False or wrong doctrine in some areas of faith doesn’t automatically change the fact that a person could still be a brothers or sisters in the Lord.
However not everyone is of this opinion or at least they don’t practice it in everyday life. Where they write blogs, books or articles so they can rally up their troops to point the finger of accusation against those who differ from them in beliefs.
Where they claim a person can be wrong in non-essential doctrinal beliefs and still be Christian; yet in practical application, they attack the person as if it is an essential doctrinal position, bringing doubt whether they are in fact Christian because of their belief!
Yes, I’m ready to give an answer or reason to why I believe what I believe. Yes, but!! I hope you’re not just looking for a reason to start a bonfire to burn me or others as a heretics! There are some real issues that may need to be reasoned out in order to keep the unity in the Body of Christ or before we start claiming heresy, but let’s be sure it is truly heresy and that we’re not destroying a brother or sister just for the sake of trying to prove ourselves right.

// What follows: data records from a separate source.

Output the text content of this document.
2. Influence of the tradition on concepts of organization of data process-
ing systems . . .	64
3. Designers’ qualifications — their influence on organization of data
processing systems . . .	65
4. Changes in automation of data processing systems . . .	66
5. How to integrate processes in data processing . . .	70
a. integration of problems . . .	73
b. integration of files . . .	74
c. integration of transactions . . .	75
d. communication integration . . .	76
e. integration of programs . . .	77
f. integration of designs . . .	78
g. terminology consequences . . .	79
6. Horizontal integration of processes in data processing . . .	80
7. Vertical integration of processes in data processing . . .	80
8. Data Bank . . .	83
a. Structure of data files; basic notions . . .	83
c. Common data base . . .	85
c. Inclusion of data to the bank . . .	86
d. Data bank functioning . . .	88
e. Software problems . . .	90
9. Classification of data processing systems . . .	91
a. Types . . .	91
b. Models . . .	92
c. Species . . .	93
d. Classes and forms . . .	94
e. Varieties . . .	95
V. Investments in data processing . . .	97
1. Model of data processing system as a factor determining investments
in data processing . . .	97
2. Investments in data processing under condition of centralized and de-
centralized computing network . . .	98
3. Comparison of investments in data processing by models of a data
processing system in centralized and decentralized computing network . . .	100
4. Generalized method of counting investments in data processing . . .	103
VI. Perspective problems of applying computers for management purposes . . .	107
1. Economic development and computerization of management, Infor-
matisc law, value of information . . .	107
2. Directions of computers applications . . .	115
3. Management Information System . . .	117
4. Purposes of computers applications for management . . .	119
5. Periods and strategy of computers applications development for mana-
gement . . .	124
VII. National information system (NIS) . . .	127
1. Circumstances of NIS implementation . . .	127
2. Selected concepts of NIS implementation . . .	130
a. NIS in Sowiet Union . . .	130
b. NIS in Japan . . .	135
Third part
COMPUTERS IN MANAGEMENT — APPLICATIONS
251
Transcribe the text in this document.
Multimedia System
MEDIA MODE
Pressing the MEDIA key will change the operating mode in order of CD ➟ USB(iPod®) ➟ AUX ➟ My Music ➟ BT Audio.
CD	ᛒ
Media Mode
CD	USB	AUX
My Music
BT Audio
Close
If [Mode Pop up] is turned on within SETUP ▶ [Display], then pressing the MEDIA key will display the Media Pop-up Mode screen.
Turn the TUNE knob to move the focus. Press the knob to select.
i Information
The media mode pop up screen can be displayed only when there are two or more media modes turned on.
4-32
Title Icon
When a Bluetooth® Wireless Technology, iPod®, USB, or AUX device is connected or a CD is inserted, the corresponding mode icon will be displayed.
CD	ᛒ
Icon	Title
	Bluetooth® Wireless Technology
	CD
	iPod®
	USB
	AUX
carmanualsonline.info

There is always the possibility that a person is wrong, but what if it turns out that it is you who is wrong? Are you willing to see yourself in the same judgment that you placed on them or that it is you who is causing harm to the body of Christ, by causing division or calling someone a heretic that wasn’t a heretic?

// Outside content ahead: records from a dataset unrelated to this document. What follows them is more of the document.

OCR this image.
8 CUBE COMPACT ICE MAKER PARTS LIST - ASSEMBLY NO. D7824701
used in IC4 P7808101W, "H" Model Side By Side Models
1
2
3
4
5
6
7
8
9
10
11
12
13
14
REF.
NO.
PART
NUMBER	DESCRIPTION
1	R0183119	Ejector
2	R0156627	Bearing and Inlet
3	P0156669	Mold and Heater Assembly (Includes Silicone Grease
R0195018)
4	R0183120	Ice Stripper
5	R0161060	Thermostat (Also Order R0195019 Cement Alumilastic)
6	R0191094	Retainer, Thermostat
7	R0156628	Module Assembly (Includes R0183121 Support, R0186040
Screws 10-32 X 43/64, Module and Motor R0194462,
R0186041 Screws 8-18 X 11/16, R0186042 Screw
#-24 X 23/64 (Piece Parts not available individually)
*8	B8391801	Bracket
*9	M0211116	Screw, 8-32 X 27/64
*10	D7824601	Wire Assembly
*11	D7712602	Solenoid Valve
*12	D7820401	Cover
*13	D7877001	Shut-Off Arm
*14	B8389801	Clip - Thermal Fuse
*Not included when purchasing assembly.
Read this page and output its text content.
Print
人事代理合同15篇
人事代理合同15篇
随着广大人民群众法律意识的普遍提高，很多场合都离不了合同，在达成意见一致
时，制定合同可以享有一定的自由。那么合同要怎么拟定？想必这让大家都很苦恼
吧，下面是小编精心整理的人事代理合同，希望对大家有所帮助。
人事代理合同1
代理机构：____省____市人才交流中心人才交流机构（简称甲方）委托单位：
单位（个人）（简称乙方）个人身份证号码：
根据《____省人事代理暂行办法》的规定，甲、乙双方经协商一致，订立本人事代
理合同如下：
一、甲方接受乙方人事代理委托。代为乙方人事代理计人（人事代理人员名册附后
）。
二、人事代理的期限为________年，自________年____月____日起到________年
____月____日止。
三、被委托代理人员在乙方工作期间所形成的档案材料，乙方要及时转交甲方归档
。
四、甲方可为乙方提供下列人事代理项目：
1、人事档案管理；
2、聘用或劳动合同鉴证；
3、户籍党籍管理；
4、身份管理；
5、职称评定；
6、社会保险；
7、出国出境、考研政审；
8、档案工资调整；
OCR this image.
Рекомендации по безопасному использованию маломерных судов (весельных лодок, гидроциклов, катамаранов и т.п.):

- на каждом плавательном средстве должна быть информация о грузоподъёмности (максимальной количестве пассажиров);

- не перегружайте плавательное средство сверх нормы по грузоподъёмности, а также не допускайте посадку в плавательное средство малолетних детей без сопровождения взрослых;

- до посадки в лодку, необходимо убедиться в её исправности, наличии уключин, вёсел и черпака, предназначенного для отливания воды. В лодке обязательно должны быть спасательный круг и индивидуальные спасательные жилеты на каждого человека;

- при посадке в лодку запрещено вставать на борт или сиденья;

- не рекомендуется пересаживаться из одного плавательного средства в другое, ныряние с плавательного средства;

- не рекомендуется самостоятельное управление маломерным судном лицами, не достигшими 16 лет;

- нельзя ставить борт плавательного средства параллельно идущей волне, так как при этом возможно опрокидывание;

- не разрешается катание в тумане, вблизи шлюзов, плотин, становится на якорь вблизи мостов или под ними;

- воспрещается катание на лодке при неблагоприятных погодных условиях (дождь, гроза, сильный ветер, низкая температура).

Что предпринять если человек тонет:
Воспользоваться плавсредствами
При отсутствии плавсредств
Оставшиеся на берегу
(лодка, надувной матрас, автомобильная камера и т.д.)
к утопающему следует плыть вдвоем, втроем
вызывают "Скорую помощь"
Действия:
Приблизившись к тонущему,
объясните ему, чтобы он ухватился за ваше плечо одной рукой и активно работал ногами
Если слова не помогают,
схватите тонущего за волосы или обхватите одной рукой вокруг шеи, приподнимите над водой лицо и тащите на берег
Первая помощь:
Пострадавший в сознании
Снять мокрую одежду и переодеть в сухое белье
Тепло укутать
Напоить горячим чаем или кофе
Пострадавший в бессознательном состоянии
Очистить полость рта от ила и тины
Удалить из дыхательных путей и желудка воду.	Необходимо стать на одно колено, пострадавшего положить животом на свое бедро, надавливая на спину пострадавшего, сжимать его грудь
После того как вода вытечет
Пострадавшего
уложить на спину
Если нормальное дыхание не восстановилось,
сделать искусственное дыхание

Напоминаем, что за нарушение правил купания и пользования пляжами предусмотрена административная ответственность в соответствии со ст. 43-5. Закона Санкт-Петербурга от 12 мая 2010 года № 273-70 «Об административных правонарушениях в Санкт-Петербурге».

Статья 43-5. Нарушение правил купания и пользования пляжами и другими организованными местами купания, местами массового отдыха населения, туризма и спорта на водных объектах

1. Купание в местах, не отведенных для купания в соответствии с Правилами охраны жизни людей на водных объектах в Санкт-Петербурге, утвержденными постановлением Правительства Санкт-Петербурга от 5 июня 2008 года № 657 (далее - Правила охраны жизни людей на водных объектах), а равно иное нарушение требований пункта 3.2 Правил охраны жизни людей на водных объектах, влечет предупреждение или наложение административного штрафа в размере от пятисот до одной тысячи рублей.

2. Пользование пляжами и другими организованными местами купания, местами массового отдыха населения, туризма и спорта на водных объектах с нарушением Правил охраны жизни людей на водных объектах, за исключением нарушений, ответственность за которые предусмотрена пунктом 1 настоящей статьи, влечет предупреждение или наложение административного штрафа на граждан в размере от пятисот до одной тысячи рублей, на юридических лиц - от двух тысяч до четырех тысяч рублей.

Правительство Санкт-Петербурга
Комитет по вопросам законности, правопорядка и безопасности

“Give not that which is holy unto the dogs, neither cast ye your pearls before swine, lest they trample them under their feet, and turn again and rend you. (Matthew 7:6)”
Sometimes it’s best not to answer those who ask you questions about what you believe, because their purpose is only to judge you or to get you to join their judgment of others. (No matter how you answer or how well you can give your answer, their purpose is for destruction and not for edification. Whether that destruction is pointed to you or others.)
“Behold, I send you forth as sheep in the midst of wolves: be ye therefore wise as serpents, and harmless as doves. (Matthew 10:16)”
Sometimes I find that it’s those who call themselves Christian, in fact act as wolves! So be wise how you engage in these questions that are asked of you. When Jesus sent his disciples out, he sent them to those who should have been friendly to their message, but many weren’t; so, don’t be shaken if you don’t get the response that you hoped for if or when you decide to give your answer.